Wednesday, June 22, 2011

Tuesday- day 2


I found out knowing meds that can affect nutritional status (which meds don't, right?!) is very important. You have to add that to nutritional assessment. The kicker is that our lab coat pockets are too narrow for the food-drug interaction book to fit into :( keeps your hands busy while walking down the hallways to other floors, I suppose ;)
Another tricky thing is learning to read other people's scribbles. I am really hoping the electronic record will become a reality soon.
Always read progress notes (which are often scribbled)! There may be a DNR order and in this case we can't start a tube feed/TPN.

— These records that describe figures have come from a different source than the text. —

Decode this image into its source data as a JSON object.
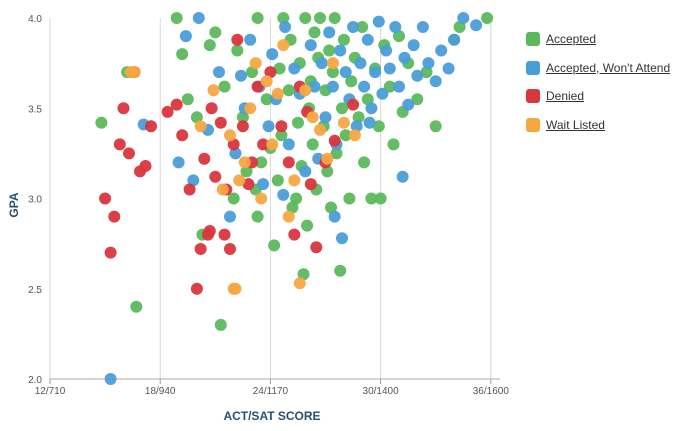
{
  "chart_data": {
    "type": "scatter",
    "xlabel": "ACT/SAT SCORE",
    "ylabel": "GPA",
    "x_ticks": [
      {
        "value": 12,
        "label": "12/710"
      },
      {
        "value": 18,
        "label": "18/940"
      },
      {
        "value": 24,
        "label": "24/1170"
      },
      {
        "value": 30,
        "label": "30/1400"
      },
      {
        "value": 36,
        "label": "36/1600"
      }
    ],
    "y_ticks": [
      {
        "value": 2.0,
        "label": "2.0"
      },
      {
        "value": 2.5,
        "label": "2.5"
      },
      {
        "value": 3.0,
        "label": "3.0"
      },
      {
        "value": 3.5,
        "label": "3.5"
      },
      {
        "value": 4.0,
        "label": "4.0"
      }
    ],
    "xlim": [
      12,
      36.5
    ],
    "ylim": [
      2.0,
      4.0
    ],
    "grid": "vertical",
    "legend_position": "right",
    "series": [
      {
        "name": "Accepted",
        "color": "#5cb85c",
        "points": [
          [
            14.8,
            3.42
          ],
          [
            16.2,
            3.7
          ],
          [
            16.7,
            2.4
          ],
          [
            18.9,
            4.0
          ],
          [
            19.2,
            3.8
          ],
          [
            20.3,
            2.8
          ],
          [
            20.7,
            3.85
          ],
          [
            21.3,
            2.3
          ],
          [
            21.5,
            3.62
          ],
          [
            22.2,
            3.82
          ],
          [
            22.5,
            3.45
          ],
          [
            22.7,
            3.15
          ],
          [
            23.2,
            3.05
          ],
          [
            23.3,
            2.9
          ],
          [
            23.3,
            4.0
          ],
          [
            23.5,
            3.2
          ],
          [
            23.8,
            3.55
          ],
          [
            24.0,
            3.28
          ],
          [
            24.2,
            2.74
          ],
          [
            24.4,
            3.1
          ],
          [
            24.5,
            3.72
          ],
          [
            24.6,
            3.35
          ],
          [
            24.7,
            4.0
          ],
          [
            25.0,
            3.6
          ],
          [
            25.1,
            3.88
          ],
          [
            25.2,
            2.95
          ],
          [
            25.4,
            3.0
          ],
          [
            25.5,
            3.42
          ],
          [
            25.6,
            3.75
          ],
          [
            25.7,
            3.18
          ],
          [
            25.8,
            2.58
          ],
          [
            25.9,
            4.0
          ],
          [
            26.0,
            2.85
          ],
          [
            26.1,
            3.5
          ],
          [
            26.2,
            3.65
          ],
          [
            26.3,
            3.3
          ],
          [
            26.4,
            3.92
          ],
          [
            26.5,
            3.05
          ],
          [
            26.6,
            3.78
          ],
          [
            26.7,
            4.0
          ],
          [
            26.9,
            3.4
          ],
          [
            27.0,
            3.6
          ],
          [
            27.1,
            3.15
          ],
          [
            27.2,
            3.82
          ],
          [
            27.3,
            2.95
          ],
          [
            27.4,
            3.7
          ],
          [
            27.5,
            4.0
          ],
          [
            27.6,
            3.25
          ],
          [
            27.8,
            2.6
          ],
          [
            27.9,
            3.5
          ],
          [
            28.0,
            3.88
          ],
          [
            28.1,
            3.35
          ],
          [
            28.3,
            3.0
          ],
          [
            28.4,
            3.65
          ],
          [
            28.6,
            3.78
          ],
          [
            28.8,
            3.45
          ],
          [
            29.0,
            3.95
          ],
          [
            29.1,
            3.2
          ],
          [
            29.3,
            3.55
          ],
          [
            29.5,
            3.0
          ],
          [
            29.7,
            3.72
          ],
          [
            29.9,
            3.4
          ],
          [
            30.0,
            3.0
          ],
          [
            30.2,
            3.85
          ],
          [
            30.5,
            3.62
          ],
          [
            30.7,
            3.3
          ],
          [
            31.0,
            3.9
          ],
          [
            31.2,
            3.48
          ],
          [
            31.5,
            3.75
          ],
          [
            32.0,
            3.55
          ],
          [
            32.5,
            3.7
          ],
          [
            33.0,
            3.4
          ],
          [
            34.0,
            3.88
          ],
          [
            34.3,
            3.95
          ],
          [
            35.8,
            4.0
          ],
          [
            19.5,
            3.55
          ],
          [
            20.0,
            3.45
          ],
          [
            21.0,
            3.92
          ],
          [
            22.0,
            3.0
          ],
          [
            23.0,
            3.7
          ]
        ]
      },
      {
        "name": "Accepted, Won't Attend",
        "color": "#4a9ed8",
        "points": [
          [
            15.3,
            2.0
          ],
          [
            17.1,
            3.41
          ],
          [
            19.0,
            3.2
          ],
          [
            19.4,
            3.9
          ],
          [
            19.8,
            3.1
          ],
          [
            20.1,
            4.0
          ],
          [
            20.6,
            3.38
          ],
          [
            21.2,
            3.7
          ],
          [
            21.8,
            2.9
          ],
          [
            22.1,
            3.25
          ],
          [
            22.4,
            3.68
          ],
          [
            22.6,
            3.5
          ],
          [
            22.9,
            3.88
          ],
          [
            23.4,
            3.62
          ],
          [
            23.6,
            3.08
          ],
          [
            23.9,
            3.4
          ],
          [
            24.1,
            3.8
          ],
          [
            24.3,
            3.55
          ],
          [
            24.8,
            3.95
          ],
          [
            25.0,
            3.3
          ],
          [
            25.3,
            3.72
          ],
          [
            25.6,
            3.58
          ],
          [
            25.9,
            3.15
          ],
          [
            26.2,
            3.85
          ],
          [
            26.4,
            3.62
          ],
          [
            26.8,
            3.75
          ],
          [
            27.0,
            3.45
          ],
          [
            27.2,
            3.92
          ],
          [
            27.4,
            3.62
          ],
          [
            27.6,
            3.3
          ],
          [
            27.8,
            3.82
          ],
          [
            27.9,
            2.78
          ],
          [
            28.1,
            3.7
          ],
          [
            28.3,
            3.55
          ],
          [
            28.5,
            3.95
          ],
          [
            28.7,
            3.4
          ],
          [
            28.9,
            3.75
          ],
          [
            29.1,
            3.62
          ],
          [
            29.3,
            3.88
          ],
          [
            29.5,
            3.5
          ],
          [
            29.7,
            3.7
          ],
          [
            29.9,
            3.98
          ],
          [
            30.1,
            3.58
          ],
          [
            30.3,
            3.82
          ],
          [
            30.5,
            3.72
          ],
          [
            30.8,
            3.95
          ],
          [
            31.0,
            3.62
          ],
          [
            31.3,
            3.78
          ],
          [
            31.5,
            3.52
          ],
          [
            31.8,
            3.85
          ],
          [
            32.0,
            3.68
          ],
          [
            32.3,
            3.95
          ],
          [
            32.6,
            3.75
          ],
          [
            33.0,
            3.65
          ],
          [
            33.3,
            3.82
          ],
          [
            33.7,
            3.72
          ],
          [
            34.0,
            3.88
          ],
          [
            34.5,
            4.0
          ],
          [
            35.2,
            3.96
          ],
          [
            31.2,
            3.12
          ],
          [
            27.5,
            2.9
          ],
          [
            24.7,
            3.02
          ],
          [
            26.6,
            3.22
          ],
          [
            29.4,
            3.42
          ]
        ]
      },
      {
        "name": "Denied",
        "color": "#d9363e",
        "points": [
          [
            15.0,
            3.0
          ],
          [
            15.3,
            2.7
          ],
          [
            15.5,
            2.9
          ],
          [
            15.8,
            3.3
          ],
          [
            16.0,
            3.5
          ],
          [
            16.3,
            3.25
          ],
          [
            16.6,
            3.7
          ],
          [
            16.9,
            3.15
          ],
          [
            17.2,
            3.18
          ],
          [
            17.5,
            3.4
          ],
          [
            18.4,
            3.48
          ],
          [
            18.9,
            3.52
          ],
          [
            19.2,
            3.35
          ],
          [
            19.6,
            3.05
          ],
          [
            20.0,
            2.5
          ],
          [
            20.2,
            2.72
          ],
          [
            20.4,
            3.22
          ],
          [
            20.6,
            2.8
          ],
          [
            20.8,
            3.5
          ],
          [
            21.0,
            3.12
          ],
          [
            21.3,
            3.42
          ],
          [
            21.6,
            3.05
          ],
          [
            21.8,
            2.72
          ],
          [
            22.0,
            3.3
          ],
          [
            22.2,
            3.88
          ],
          [
            22.5,
            3.4
          ],
          [
            22.8,
            3.08
          ],
          [
            23.0,
            3.2
          ],
          [
            23.3,
            3.62
          ],
          [
            23.6,
            3.3
          ],
          [
            24.0,
            3.7
          ],
          [
            24.6,
            3.4
          ],
          [
            25.0,
            3.2
          ],
          [
            25.3,
            2.8
          ],
          [
            25.6,
            3.62
          ],
          [
            26.0,
            3.48
          ],
          [
            26.2,
            3.08
          ],
          [
            26.5,
            2.73
          ],
          [
            27.0,
            3.2
          ],
          [
            27.5,
            3.32
          ],
          [
            28.5,
            3.52
          ],
          [
            21.5,
            2.8
          ],
          [
            20.7,
            2.82
          ]
        ]
      },
      {
        "name": "Wait Listed",
        "color": "#f5a742",
        "points": [
          [
            16.4,
            3.7
          ],
          [
            20.2,
            3.4
          ],
          [
            20.9,
            3.6
          ],
          [
            21.4,
            3.05
          ],
          [
            21.8,
            3.35
          ],
          [
            22.0,
            2.5
          ],
          [
            22.3,
            3.1
          ],
          [
            22.6,
            3.2
          ],
          [
            22.9,
            3.5
          ],
          [
            23.2,
            3.75
          ],
          [
            23.5,
            3.0
          ],
          [
            23.8,
            3.65
          ],
          [
            24.1,
            3.3
          ],
          [
            24.4,
            3.58
          ],
          [
            24.7,
            3.85
          ],
          [
            25.0,
            2.9
          ],
          [
            25.3,
            3.1
          ],
          [
            25.6,
            2.53
          ],
          [
            25.9,
            3.6
          ],
          [
            26.3,
            3.45
          ],
          [
            26.7,
            3.38
          ],
          [
            27.1,
            3.22
          ],
          [
            27.4,
            3.75
          ],
          [
            28.0,
            3.42
          ],
          [
            28.6,
            3.35
          ],
          [
            16.6,
            3.7
          ],
          [
            22.1,
            2.5
          ]
        ]
      }
    ]
  },
  "legend": [
    {
      "label": "Accepted",
      "color": "#5cb85c"
    },
    {
      "label": "Accepted, Won't Attend",
      "color": "#4a9ed8"
    },
    {
      "label": "Denied",
      "color": "#d9363e"
    },
    {
      "label": "Wait Listed",
      "color": "#f5a742"
    }
  ]
}
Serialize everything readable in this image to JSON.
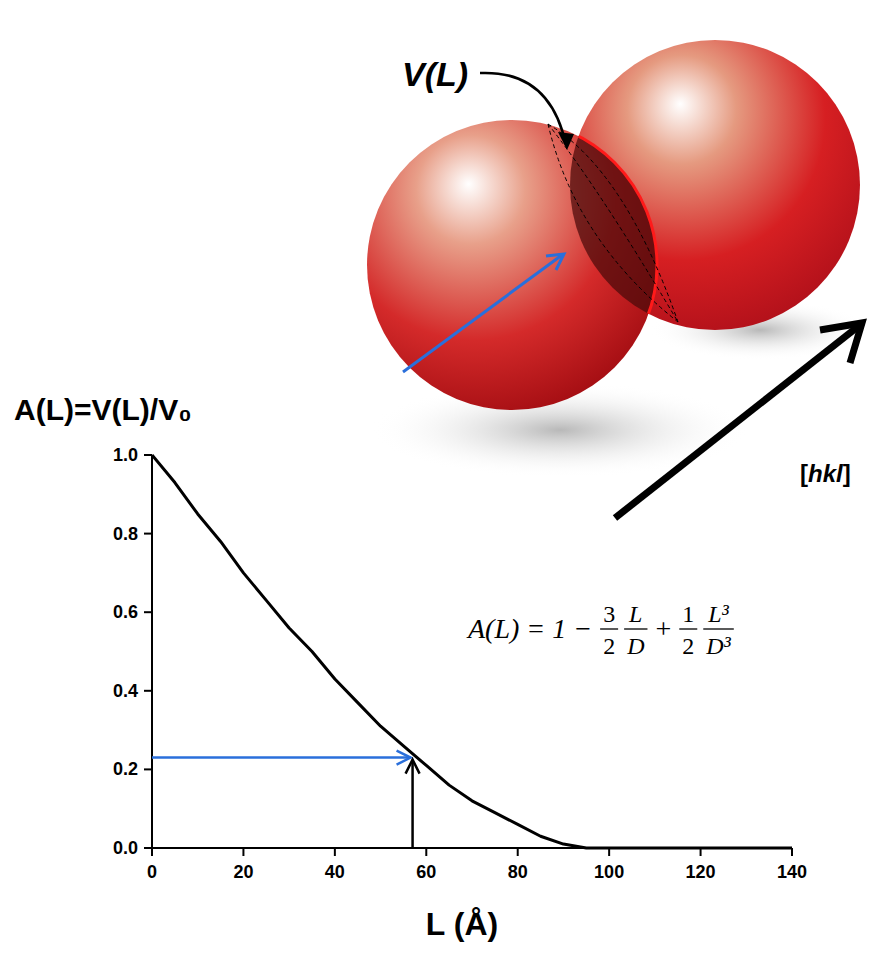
{
  "chart_data": {
    "type": "line",
    "y_label": "A(L)=V(L)/V₀",
    "x_label": "L (Å)",
    "x": [
      0,
      5,
      10,
      15,
      20,
      25,
      30,
      35,
      40,
      45,
      50,
      55,
      60,
      65,
      70,
      75,
      80,
      85,
      90,
      95,
      100,
      110,
      120,
      130,
      140
    ],
    "values": [
      1.0,
      0.93,
      0.85,
      0.78,
      0.7,
      0.63,
      0.56,
      0.5,
      0.43,
      0.37,
      0.31,
      0.26,
      0.21,
      0.16,
      0.12,
      0.09,
      0.06,
      0.03,
      0.01,
      0.0,
      0.0,
      0.0,
      0.0,
      0.0,
      0.0
    ],
    "color": "#000000",
    "xlim": [
      0,
      140
    ],
    "xticks": [
      0,
      20,
      40,
      60,
      80,
      100,
      120,
      140
    ],
    "ylim": [
      0,
      1.0
    ],
    "yticks": [
      {
        "value": 0,
        "label": "0.0"
      },
      {
        "value": 0.2,
        "label": "0.2"
      },
      {
        "value": 0.4,
        "label": "0.4"
      },
      {
        "value": 0.6,
        "label": "0.6"
      },
      {
        "value": 0.8,
        "label": "0.8"
      },
      {
        "value": 1.0,
        "label": "1.0"
      }
    ],
    "grid": false,
    "readout": {
      "x": 57,
      "y": 0.23
    },
    "formula": {
      "lhs": "A(L) = 1 −",
      "c1": [
        "3",
        "2"
      ],
      "t1": [
        "L",
        "D"
      ],
      "op": "+",
      "c2": [
        "1",
        "2"
      ],
      "t2": [
        "L³",
        "D³"
      ]
    },
    "volume_label": "V(L)",
    "direction_label": "[hkl]"
  }
}
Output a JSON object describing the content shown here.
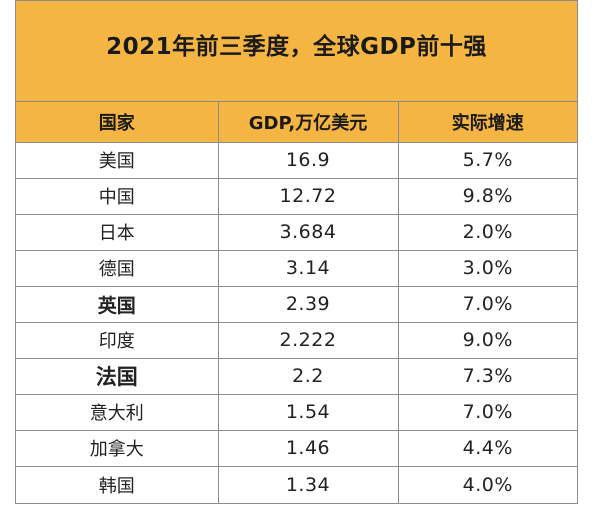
{
  "title": "2021年前三季度，全球GDP前十强",
  "headers": {
    "country": "国家",
    "gdp": "GDP,万亿美元",
    "growth": "实际增速"
  },
  "rows": [
    {
      "country": "美国",
      "gdp": "16.9",
      "growth": "5.7%"
    },
    {
      "country": "中国",
      "gdp": "12.72",
      "growth": "9.8%"
    },
    {
      "country": "日本",
      "gdp": "3.684",
      "growth": "2.0%"
    },
    {
      "country": "德国",
      "gdp": "3.14",
      "growth": "3.0%"
    },
    {
      "country": "英国",
      "gdp": "2.39",
      "growth": "7.0%"
    },
    {
      "country": "印度",
      "gdp": "2.222",
      "growth": "9.0%"
    },
    {
      "country": "法国",
      "gdp": "2.2",
      "growth": "7.3%"
    },
    {
      "country": "意大利",
      "gdp": "1.54",
      "growth": "7.0%"
    },
    {
      "country": "加拿大",
      "gdp": "1.46",
      "growth": "4.4%"
    },
    {
      "country": "韩国",
      "gdp": "1.34",
      "growth": "4.0%"
    }
  ],
  "colors": {
    "header_fill": "#f4b543",
    "grid": "#8c8c8c"
  }
}
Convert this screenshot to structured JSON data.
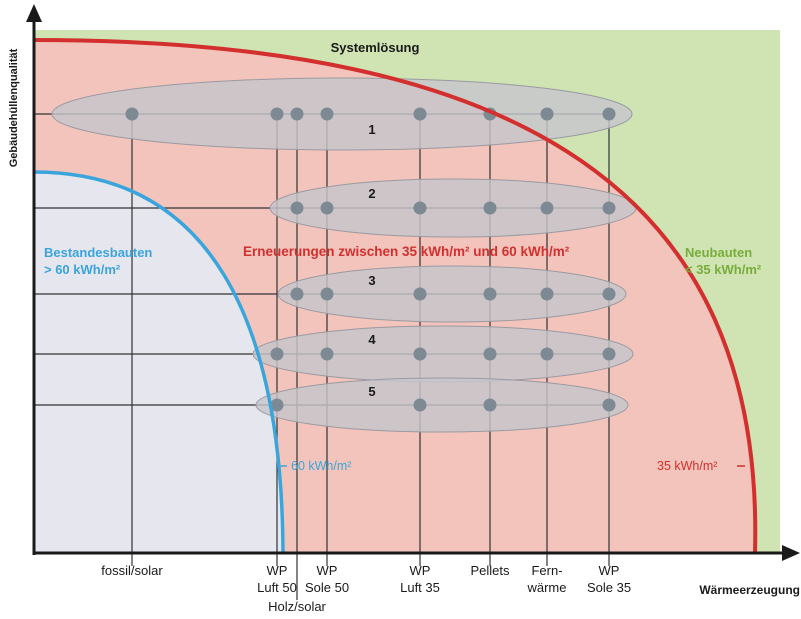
{
  "title": "Systemlösung",
  "y_axis_label": "Gebäudehüllenqualität",
  "x_axis_label": "Wärmeerzeugung",
  "zones": {
    "bestandesbauten": {
      "title": "Bestandesbauten",
      "subtitle": "> 60 kWh/m²",
      "boundary_label": "60 kWh/m²",
      "color": "#3aa5dc",
      "fill": "#e6e6ef"
    },
    "erneuerungen": {
      "title": "Erneuerungen zwischen 35 kWh/m² und 60 kWh/m²",
      "boundary_label": "35 kWh/m²",
      "color": "#d32f2f",
      "fill": "#f2c4bb"
    },
    "neubauten": {
      "title": "Neubauten",
      "subtitle": "< 35 kWh/m²",
      "color": "#79ad3a",
      "fill": "#cfe3b3"
    }
  },
  "systems": [
    {
      "id": "fossil_solar",
      "lines": [
        "fossil/solar"
      ]
    },
    {
      "id": "wp_luft_50",
      "lines": [
        "WP",
        "Luft 50"
      ]
    },
    {
      "id": "holz_solar",
      "lines": [
        "Holz/solar"
      ]
    },
    {
      "id": "wp_sole_50",
      "lines": [
        "WP",
        "Sole 50"
      ]
    },
    {
      "id": "wp_luft_35",
      "lines": [
        "WP",
        "Luft 35"
      ]
    },
    {
      "id": "pellets",
      "lines": [
        "Pellets"
      ]
    },
    {
      "id": "fernwaerme",
      "lines": [
        "Fern-",
        "wärme"
      ]
    },
    {
      "id": "wp_sole_35",
      "lines": [
        "WP",
        "Sole 35"
      ]
    }
  ],
  "solutions": [
    {
      "number": "1",
      "systems": [
        "fossil_solar",
        "wp_luft_50",
        "holz_solar",
        "wp_sole_50",
        "wp_luft_35",
        "pellets",
        "fernwaerme",
        "wp_sole_35"
      ]
    },
    {
      "number": "2",
      "systems": [
        "holz_solar",
        "wp_sole_50",
        "wp_luft_35",
        "pellets",
        "fernwaerme",
        "wp_sole_35"
      ]
    },
    {
      "number": "3",
      "systems": [
        "holz_solar",
        "wp_sole_50",
        "wp_luft_35",
        "pellets",
        "fernwaerme",
        "wp_sole_35"
      ]
    },
    {
      "number": "4",
      "systems": [
        "wp_luft_50",
        "wp_sole_50",
        "wp_luft_35",
        "pellets",
        "fernwaerme",
        "wp_sole_35"
      ]
    },
    {
      "number": "5",
      "systems": [
        "wp_luft_50",
        "wp_luft_35",
        "pellets",
        "wp_sole_35"
      ]
    }
  ],
  "colors": {
    "dot": "#7d8a93",
    "ellipse_fill": "#c6c6cc",
    "axis": "#1a1a1a",
    "grid": "#333333"
  }
}
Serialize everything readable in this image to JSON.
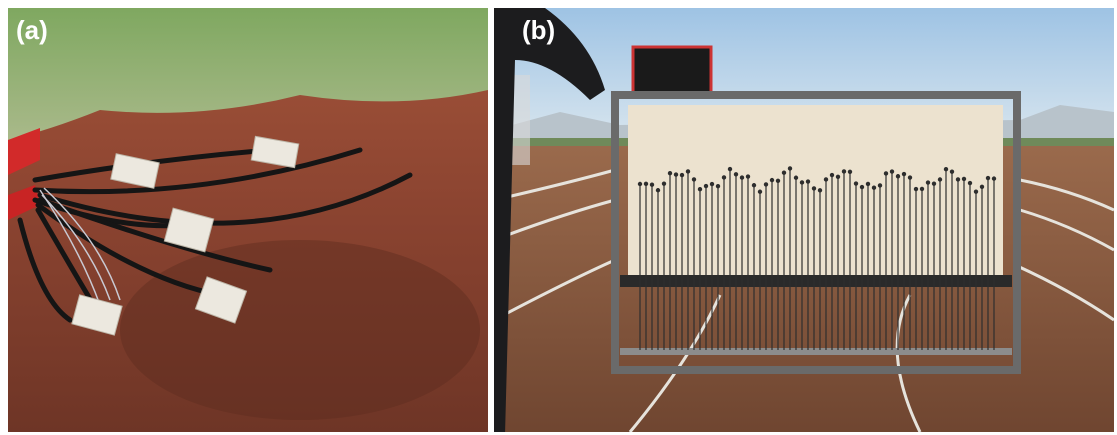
{
  "panels": [
    {
      "label": "(a)"
    },
    {
      "label": "(b)"
    }
  ]
}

Always look at Intake and Output to catch any signs of edema- it will affect what you can do with a TPN order.
I found out it may be possible to taste formulas, but not to get my hopes up- apparently they are as awful as they get. No wonder patients dislike them. The hospital uses 7 types of formulas (now, it may change) Pulmocare is the most commonly used, for patients on a ventilator, the other ones are Oxepa (septic pt), Nepro (renal failure), Nutrihep (liver failure), Jevity (stable pt with low PO) which has fiber and apparently tastes eeky, and Osmolite which is like Juven but has no fiber. there is also a ProPass- protein supplement that must be taken with food and something else which I forgot the name of but it's accessible through pharmacy department.
I sat on a couple of ICU rounds where the nursing staff presented case studies of current patients to other RNs, RD, and therapists: occupational, speech, physical, social worker, pharmacist and a pulmonologist. These rounds are helpful at catching small things because patients are given a real teamwork rundown. Often new consults are picked up by RDs thanks to this approach. At the end the patient (or attending caretaker) will be presented with the finished chart to sign. It helps the patients see they are being cared for.
Also, remember the name Diprivan or Propofol. It's a sedative/anesthetic that uses 10% lipid as base. It counts the same way as a lipid piggyback (1.1 kcal/ml) and you shouldn't use it in patients with elevated triglycerides or cholesterol.